La possibilità di spiegare in termini di “non-violenza” la rinuncia monastica alla carne potrebbe essere confortata dall’apprezzamento che quella tradizione mostra verso i cibi di derivazione animale (formaggio, uova) intesi come sostituti funzionali della carne. Più che (nonostante i proclami) un rifiuto dietetico per i “sostanziosi” prodotti animali, che noi diremmo “proteici”, ciò configura una volontà di distacco dagli alimenti che non provengono da animali vivi. «Nessuno osi assaggiare cibi animali, eccetto i latticini, o di volatili, eccetto le uova»: era questa la regola nel cenobio di Condat, ci informa un testo agiografico del primo Medioevo. Lo stesso tabù del sangue (identificato, secondo la tradizione ebraica, con la vita dell’animale) potrebbe essere letto in questo senso. «Delle creature che hanno sangue e calore di vita», leggiamo nella Storia lausiaca a proposito di una santa donna di nome Candida, «ella non volle assolutamente far cibo, ma si limitò a prendere del pesce e delle verdure condite con olio nei giorni di festa». Quasi che il pesce, frigido e (in apparenza) privo di sangue, non condividendo il «calore di vita» degli altri animali, fosse in qualche modo assimilabile ai cibi inanimati come le verdure. Lo stesso forse vale per i volatili, meno “sanguinolenti”, meno “vivi” dei mammiferi terrestri: un passaggio di Rabano Mauro propone un parallelo, quasi un transfertlinguistico fra «sangue» e «quadrupedi».

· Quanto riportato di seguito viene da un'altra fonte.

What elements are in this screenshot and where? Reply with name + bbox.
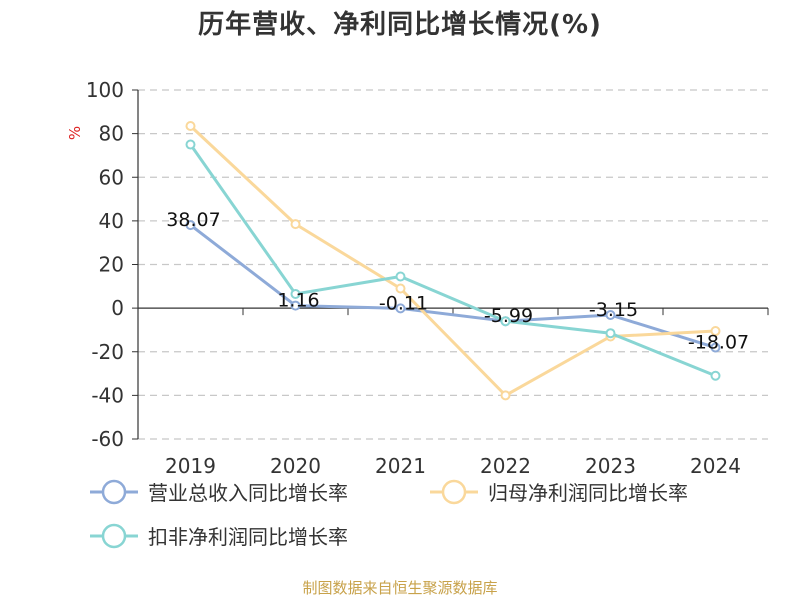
y-tick-label: 100 [86,78,124,102]
data-label: 1.16 [277,290,319,312]
data-point [395,303,406,314]
y-tick-label: 40 [99,209,124,233]
x-tick-label: 2022 [480,454,531,478]
y-axis-unit-label: % [66,126,84,140]
data-label: -5.99 [484,305,533,327]
y-tick-label: 60 [99,165,124,189]
data-label: -3.15 [589,299,638,321]
data-point [500,390,511,401]
legend-marker [101,479,127,505]
x-tick-label: 2020 [270,454,321,478]
x-tick-label: 2024 [690,454,741,478]
data-point [395,283,406,294]
x-tick-label: 2019 [165,454,216,478]
data-point [185,120,196,131]
y-tick-label: -20 [91,340,124,364]
data-point [185,220,196,231]
data-point [290,300,301,311]
data-point [710,370,721,381]
data-label: -0.11 [379,292,428,314]
data-point [605,328,616,339]
source-note: 制图数据来自恒生聚源数据库 [302,579,498,597]
data-point [710,342,721,353]
legend-marker [101,523,127,549]
data-point [500,316,511,327]
legend-item[interactable]: 归母净利润同比增长率 [430,479,688,505]
y-tick-label: -60 [91,427,124,451]
legend-item[interactable]: 扣非净利润同比增长率 [90,523,348,549]
x-tick-label: 2023 [585,454,636,478]
legend-label: 扣非净利润同比增长率 [148,525,348,549]
data-point [185,139,196,150]
legend-label: 营业总收入同比增长率 [148,481,348,505]
data-point [290,288,301,299]
legend-marker [441,479,467,505]
series-lines [185,120,721,401]
x-tick-label: 2021 [375,454,426,478]
data-point [395,271,406,282]
series-line [189,124,716,397]
y-tick-label: 80 [99,122,124,146]
y-tick-label: 20 [99,253,124,277]
legend-item[interactable]: 营业总收入同比增长率 [90,479,348,505]
chart-title: 历年营收、净利同比增长情况(%) [198,10,602,40]
data-labels: 38.07 1.16 -0.11 -5.99 -3.15 -18.07 [166,209,749,353]
legend-label: 归母净利润同比增长率 [488,481,688,505]
series-line [189,223,716,349]
data-point [605,309,616,320]
series-line [189,143,717,378]
data-point [710,326,721,337]
data-label: -18.07 [688,332,749,354]
axes: 100 80 60 40 20 0 -20 -40 -60 2019 2020 2021 2022 202… [86,78,769,478]
gridlines [138,89,768,440]
data-label: 38.07 [166,209,220,231]
y-tick-label: -40 [91,383,124,407]
data-point [290,219,301,230]
y-tick-label: 0 [111,296,124,320]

L’ideale di una dieta rispettosa della vita animale traspare anche altrove. In una poesia di Prudenzio (IV-V secolo) il regime alimentare del cristiano è descritto come tipicamente vegetariano e perciò «innocente», innocuus, opposto alla dieta “violenta” di coloro che per imbandire la tavola fanno strage di animali. È il mito del Paradiso che ritorna; lo stesso che suggerisce la connotazione ambiguamente naïf conferita dalla cultura medievale al consumo di verdure, gli olera che, scrive Isidoro di Siviglia, «sono così chiamati giacché furono per gli uomini il primo cibo [fantasioso accostamento di olera ad alere = nutrire], prima che si iniziasse a mangiare carne»: il cibo vegetale si trova così arricchito di una connotazione morale, diventa simbolo delle erbe e dei frutti di cui l’uomo si nutriva in Paradiso prima della caduta. 

Le Vite dei Padri raccontano che il vescovo di Cipro una volta invitò a pranzo l’abate Ilarione e gli fece servire un piatto di volatili. L’ospite rifiutò di mangiarli, dichiarando con orgoglio che, da quando aveva preso l’abito monacale, non aveva più toccato cibo «proveniente da esseri uccisi». Ne seguì una discussione sul valore di tale scelta, alla fine della quale entrambi convennero sul fatto che bontà e carità erano più apprezzabili dell’astinenza dell’abate. In tal modo il paradigma cristiano era salvo. Ma le parole di Ilarione, che professava rispetto per ogni genere di vita, ci fanno capire, o meglio intuire, che accettare con tranquillità l’uccisione degli animali era un imperativo ideologico con cui molti cristiani faticavano a convivere. La cosa è durata fino a oggi, ampliando progressivamente il “pubblico” di questo dibattito e ribadendo, nei secoli più vicini a noi, la diversità di prospettive (ma anche le oggettive coincidenze di obiettivi) tra pensiero cristiano, scienza e filosofia.